Il est fréquent que les niveaux de neurotransmetteurs diminuent avec l'âge, mais de faibles niveaux du neurotransmetteur adénosine triphosphate (ATP) peuvent être un signe de la maladie d'Alzheimer. Pour mesurer l'emplacement et la quantité d'ATP dans le cerveau, les chercheurs ont développé des capteurs fluorescents à partir de fragments d'ADN appelés aptamères qui s'allument lorsqu'ils se lient à une molécule cible. Des méthodes permettant de faire passer ces capteurs de la circulation sanguine au cerveau ont été mises au point, mais la plupart contiennent des composants synthétiques qui ne peuvent pas facilement traverser la BHE. Pour développer des capteurs pour l'imagerie cérébrale en direct, Yi Lu et ses collègues ont encapsulé un capteur d'aptamère ATP dans des vésicules microscopiques dérivées de cellules cérébrales appelées exosomes. Ils ont testé le nouveau système de distribution du capteur dans des modèles de laboratoire de la BHE et dans des modèles murins de la maladie d'Alzheimer.
Le modèle de laboratoire de la BBB était constitué d'une couche de cellules endothéliales sur une solution contenant des cellules cérébrales. Les exosomes chargés de capteurs des chercheurs étaient près de quatre fois plus efficaces que les systèmes de distribution de capteurs conventionnels pour traverser la barrière endothéliale et libérer le capteur fluorescent dans les cellules cérébrales. Cela a été confirmé en mesurant le niveau observé de fluorescence induite par la liaison à l'ATP. Ensuite, l'équipe de Lu a injecté à des modèles murins de la maladie d'Alzheimer soit les exosomes chargés de capteurs, soit des capteurs flottants non chargés. En mesurant les signaux de fluorescence chez les souris, les chercheurs ont découvert que les capteurs flottants restaient principalement dans le sang, le foie, les reins et les poumons, tandis que les capteurs délivrés via les exosomes s'accumulaient dans le cerveau.

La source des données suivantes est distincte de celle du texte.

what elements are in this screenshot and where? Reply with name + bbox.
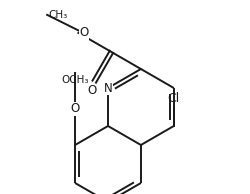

Dans des modèles murins de la maladie d'Alzheimer, les capteurs délivrés par exosomes ont identifié l'emplacement et la concentration d'ATP dans différentes régions du cerveau. Plus précisément, ils ont observé de faibles niveaux d'ATP dans les régions de l'hippocampe, du cortex et du subiculum du cerveau, qui sont révélateurs de la maladie. Les chercheurs affirment que leurs capteurs réactifs à l'ATP chargés d'exosomes sont prometteurs pour l'imagerie cérébrale en direct non invasive et pourraient être développés davantage pour créer des capteurs pour une gamme de neurotransmetteurs cliniquement pertinents.